Today I weighed myself for the first time in about 8 months.  I don't know what I expected to see and I don't know what I thought I would gain (other than some lbs - ha), and I still don't know how I feel about the number I saw.  It is actually just about what I expected, but it was weird seeing it and hard and confusing.  If I had known I would be the weight I am now when I first decided to turn things around, that meek girl who walked into therapy would have ran the other way.  But that girl was so blinded by her obsession.  My perception was way off about what healthy means.

This girl today would never go back.

 

Though I am still working on a lot, I have come a long way and I am proud of myself.  But I will be putting the scale away for a while again now.  I have to stay focused on what is important, which is how I feel.

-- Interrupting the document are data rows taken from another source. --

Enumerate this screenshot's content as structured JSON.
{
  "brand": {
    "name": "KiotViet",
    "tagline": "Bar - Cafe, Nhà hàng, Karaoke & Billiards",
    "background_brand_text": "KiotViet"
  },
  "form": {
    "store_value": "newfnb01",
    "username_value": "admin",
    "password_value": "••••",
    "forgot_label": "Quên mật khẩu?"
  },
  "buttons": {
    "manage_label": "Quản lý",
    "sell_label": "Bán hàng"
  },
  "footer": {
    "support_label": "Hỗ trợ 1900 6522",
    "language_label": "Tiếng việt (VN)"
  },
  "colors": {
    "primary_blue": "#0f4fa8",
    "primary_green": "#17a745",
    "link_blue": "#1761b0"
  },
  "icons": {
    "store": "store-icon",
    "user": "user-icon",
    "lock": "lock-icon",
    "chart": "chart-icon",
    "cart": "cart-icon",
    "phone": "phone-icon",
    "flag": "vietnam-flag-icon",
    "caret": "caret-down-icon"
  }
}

So for anyone who is wondering if it can get better, it can.  You don't have to look a certain way or be super thin to have a problem.  When something isn't right, you kind of know, even if it is hard to admit. Life shouldn't be that hard, food doesn't have to be the enemy, and exercise doesn't have to make you hurt.  I recommend reading the book Almost Anorexic if you think you or someone you love may have disordered thoughts or behaviors around food and/or exercise. 

It isn't easy, but learning to love yourself is a long journey, and sometimes you just have to take one step in the right direction each day. What's the worst that can happen?